La calle de Alcalá lució especialmente engalanada, con un total de 16 alfombras florales —ocho a cada lado— confeccionadas con más de 30.000 claveles. 

 En este sentido, subrayó que “la memoria histórica de las procesiones del Corpus Christi no se deja aprisionar por un recuerdo nostálgico; se convierte, en cambio, en una invitación para el hoy, para nuestra vida personal, para nuestras relaciones, para la sociedad, para la construcción del futuro”. 

 Numerosos fieles acompañaron al Pontífice en la procesión. Entre ellos, destacaban varios niños y niñas que habían recibido recientemente la Primera Comunión. 

 León XIV dirigió además un mandato claro “para la España de hoy y de mañana”: “Que la religiosidad que desde hace siglos anima este país no sea un museo del pasado que visitar, sino una escuela de fe de la que beber también hoy”. 

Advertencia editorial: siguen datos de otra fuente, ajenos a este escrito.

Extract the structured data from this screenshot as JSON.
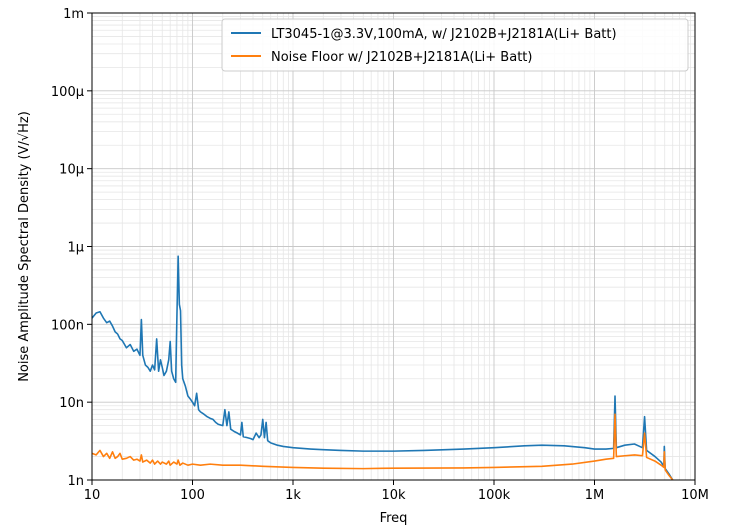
{
  "chart_data": {
    "type": "line",
    "xlabel": "Freq",
    "ylabel": "Noise Amplitude Spectral Density (V/√Hz)",
    "x_scale": "log",
    "y_scale": "log",
    "xlim": [
      10,
      10000000
    ],
    "ylim": [
      1e-09,
      0.001
    ],
    "grid": true,
    "legend_placement": "top-right",
    "x_ticks": [
      {
        "value": 10,
        "label": "10"
      },
      {
        "value": 100,
        "label": "100"
      },
      {
        "value": 1000,
        "label": "1k"
      },
      {
        "value": 10000,
        "label": "10k"
      },
      {
        "value": 100000,
        "label": "100k"
      },
      {
        "value": 1000000,
        "label": "1M"
      },
      {
        "value": 10000000,
        "label": "10M"
      }
    ],
    "y_ticks": [
      {
        "value": 1e-09,
        "label": "1n"
      },
      {
        "value": 1e-08,
        "label": "10n"
      },
      {
        "value": 1e-07,
        "label": "100n"
      },
      {
        "value": 1e-06,
        "label": "1µ"
      },
      {
        "value": 1e-05,
        "label": "10µ"
      },
      {
        "value": 0.0001,
        "label": "100µ"
      },
      {
        "value": 0.001,
        "label": "1m"
      }
    ],
    "series": [
      {
        "name": "LT3045-1@3.3V,100mA, w/ J2102B+J2181A(Li+ Batt)",
        "color": "#1f77b4",
        "points": [
          [
            10,
            1.2e-07
          ],
          [
            11,
            1.4e-07
          ],
          [
            12,
            1.45e-07
          ],
          [
            13,
            1.2e-07
          ],
          [
            14,
            1.05e-07
          ],
          [
            15,
            1.1e-07
          ],
          [
            16,
            9.5e-08
          ],
          [
            17,
            8e-08
          ],
          [
            18,
            7.5e-08
          ],
          [
            19,
            6.5e-08
          ],
          [
            20,
            6.2e-08
          ],
          [
            22,
            5e-08
          ],
          [
            24,
            5.5e-08
          ],
          [
            26,
            4.5e-08
          ],
          [
            28,
            4.8e-08
          ],
          [
            30,
            4e-08
          ],
          [
            31,
            1.15e-07
          ],
          [
            32,
            4e-08
          ],
          [
            34,
            3e-08
          ],
          [
            36,
            2.8e-08
          ],
          [
            38,
            2.5e-08
          ],
          [
            40,
            3e-08
          ],
          [
            42,
            2.6e-08
          ],
          [
            44,
            6.5e-08
          ],
          [
            46,
            2.5e-08
          ],
          [
            48,
            3.5e-08
          ],
          [
            50,
            2.8e-08
          ],
          [
            52,
            2.2e-08
          ],
          [
            55,
            2.5e-08
          ],
          [
            58,
            3.5e-08
          ],
          [
            60,
            6e-08
          ],
          [
            62,
            2.5e-08
          ],
          [
            65,
            2e-08
          ],
          [
            68,
            1.8e-08
          ],
          [
            70,
            1.3e-07
          ],
          [
            72,
            7.5e-07
          ],
          [
            74,
            1.8e-07
          ],
          [
            76,
            1.5e-07
          ],
          [
            78,
            3e-08
          ],
          [
            80,
            2e-08
          ],
          [
            85,
            1.6e-08
          ],
          [
            90,
            1.2e-08
          ],
          [
            95,
            1.1e-08
          ],
          [
            100,
            1e-08
          ],
          [
            105,
            9e-09
          ],
          [
            110,
            1.3e-08
          ],
          [
            115,
            8e-09
          ],
          [
            120,
            7.5e-09
          ],
          [
            130,
            7e-09
          ],
          [
            140,
            6.5e-09
          ],
          [
            150,
            6.2e-09
          ],
          [
            160,
            6e-09
          ],
          [
            170,
            5.5e-09
          ],
          [
            180,
            5.2e-09
          ],
          [
            200,
            5e-09
          ],
          [
            210,
            8e-09
          ],
          [
            220,
            5e-09
          ],
          [
            230,
            7.5e-09
          ],
          [
            240,
            4.5e-09
          ],
          [
            260,
            4.2e-09
          ],
          [
            280,
            4e-09
          ],
          [
            300,
            3.8e-09
          ],
          [
            310,
            5.5e-09
          ],
          [
            320,
            3.6e-09
          ],
          [
            350,
            3.5e-09
          ],
          [
            380,
            3.4e-09
          ],
          [
            400,
            3.3e-09
          ],
          [
            430,
            4e-09
          ],
          [
            460,
            3.5e-09
          ],
          [
            480,
            3.8e-09
          ],
          [
            500,
            6e-09
          ],
          [
            520,
            3.5e-09
          ],
          [
            540,
            5.5e-09
          ],
          [
            560,
            3.2e-09
          ],
          [
            600,
            3e-09
          ],
          [
            700,
            2.8e-09
          ],
          [
            800,
            2.7e-09
          ],
          [
            1000,
            2.6e-09
          ],
          [
            1500,
            2.5e-09
          ],
          [
            2000,
            2.45e-09
          ],
          [
            3000,
            2.4e-09
          ],
          [
            5000,
            2.35e-09
          ],
          [
            10000,
            2.35e-09
          ],
          [
            20000,
            2.4e-09
          ],
          [
            50000,
            2.5e-09
          ],
          [
            100000,
            2.6e-09
          ],
          [
            200000,
            2.75e-09
          ],
          [
            300000,
            2.8e-09
          ],
          [
            500000,
            2.75e-09
          ],
          [
            800000,
            2.6e-09
          ],
          [
            1000000,
            2.5e-09
          ],
          [
            1300000,
            2.5e-09
          ],
          [
            1550000,
            2.55e-09
          ],
          [
            1600000,
            1.2e-08
          ],
          [
            1650000,
            2.6e-09
          ],
          [
            2000000,
            2.8e-09
          ],
          [
            2500000,
            2.9e-09
          ],
          [
            3000000,
            2.6e-09
          ],
          [
            3150000,
            6.5e-09
          ],
          [
            3300000,
            2.4e-09
          ],
          [
            4000000,
            2e-09
          ],
          [
            4600000,
            1.7e-09
          ],
          [
            4900000,
            1.5e-09
          ],
          [
            4950000,
            2.7e-09
          ],
          [
            5050000,
            1.4e-09
          ],
          [
            5500000,
            1.2e-09
          ],
          [
            6000000,
            1e-09
          ]
        ]
      },
      {
        "name": "Noise Floor w/ J2102B+J2181A(Li+ Batt)",
        "color": "#ff7f0e",
        "points": [
          [
            10,
            2.2e-09
          ],
          [
            11,
            2.1e-09
          ],
          [
            12,
            2.4e-09
          ],
          [
            13,
            2e-09
          ],
          [
            14,
            2.2e-09
          ],
          [
            15,
            1.9e-09
          ],
          [
            16,
            2.3e-09
          ],
          [
            17,
            1.9e-09
          ],
          [
            18,
            2e-09
          ],
          [
            19,
            2.2e-09
          ],
          [
            20,
            1.85e-09
          ],
          [
            22,
            1.9e-09
          ],
          [
            24,
            2e-09
          ],
          [
            26,
            1.8e-09
          ],
          [
            28,
            1.85e-09
          ],
          [
            30,
            1.75e-09
          ],
          [
            31,
            2.1e-09
          ],
          [
            32,
            1.7e-09
          ],
          [
            35,
            1.8e-09
          ],
          [
            38,
            1.65e-09
          ],
          [
            40,
            1.8e-09
          ],
          [
            42,
            1.6e-09
          ],
          [
            45,
            1.75e-09
          ],
          [
            48,
            1.6e-09
          ],
          [
            50,
            1.7e-09
          ],
          [
            55,
            1.6e-09
          ],
          [
            58,
            1.75e-09
          ],
          [
            60,
            1.55e-09
          ],
          [
            65,
            1.7e-09
          ],
          [
            70,
            1.6e-09
          ],
          [
            72,
            1.8e-09
          ],
          [
            75,
            1.55e-09
          ],
          [
            80,
            1.65e-09
          ],
          [
            90,
            1.55e-09
          ],
          [
            100,
            1.6e-09
          ],
          [
            120,
            1.55e-09
          ],
          [
            150,
            1.6e-09
          ],
          [
            200,
            1.55e-09
          ],
          [
            300,
            1.55e-09
          ],
          [
            500,
            1.5e-09
          ],
          [
            1000,
            1.45e-09
          ],
          [
            2000,
            1.42e-09
          ],
          [
            5000,
            1.4e-09
          ],
          [
            10000,
            1.42e-09
          ],
          [
            50000,
            1.43e-09
          ],
          [
            100000,
            1.45e-09
          ],
          [
            300000,
            1.5e-09
          ],
          [
            600000,
            1.6e-09
          ],
          [
            1000000,
            1.75e-09
          ],
          [
            1300000,
            1.85e-09
          ],
          [
            1550000,
            1.9e-09
          ],
          [
            1600000,
            7e-09
          ],
          [
            1650000,
            2e-09
          ],
          [
            2000000,
            2.05e-09
          ],
          [
            2500000,
            2.1e-09
          ],
          [
            3000000,
            2.05e-09
          ],
          [
            3150000,
            4e-09
          ],
          [
            3300000,
            1.95e-09
          ],
          [
            4000000,
            1.75e-09
          ],
          [
            4600000,
            1.55e-09
          ],
          [
            4900000,
            1.45e-09
          ],
          [
            4950000,
            2.3e-09
          ],
          [
            5050000,
            1.35e-09
          ],
          [
            5500000,
            1.15e-09
          ],
          [
            6000000,
            1e-09
          ]
        ]
      }
    ]
  }
}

 La fe, afirmó, es una “escuela que nos enseña a arrodillarnos ante Dios y ante el prójimo, porque nadie puede arrodillarse ante el Señor y despreciar al hermano”. Una escuela, añadió, “que nos enseña la gratuidad del amor que se hace don, para que circule entre nosotros y rompa las cadenas de todo egoísmo; una escuela de la que aprendemos que Dios es presencia real y que también nosotros estamos llamados a estar presentes en las situaciones y en los desafíos de la sociedad, a no huir, a comprometernos personalmente en la construcción del bien común”. 

 El Papa citó a San Manuel González García (1877-1940), conocido como el “Obispo de los Sagrarios Abandonados”, y señaló que su vida “nos recuerda que la Eucaristía no puede ser honrada sólo en las grandes celebraciones o de modo ocasional, sino también en la fidelidad silenciosa de quien acompaña al Señor con una amistad humilde y discreta que se alimenta día a día”. 

 “Abrámonos al encuentro con Él, dejemos que hidrate las sequedades de nuestro corazón, para salir después a los caminos de la vida y de la historia y llevar entre la gente esta corriente de agua fresca, corriente de amor, de paz, de justicia y de alegría. Bebamos de nuevo de esta fuente eucarística, que no nos encierra en una devoción privada, sino que nos envía a regar a los hermanos, a las familias, a los pobres, a quienes sufren, a quienes han perdido la esperanza. La gracia eucarística nos transforma, pero también nos convierte en protagonistas de la transformación de la historia y en signo de esperanza para quienes encontramos”.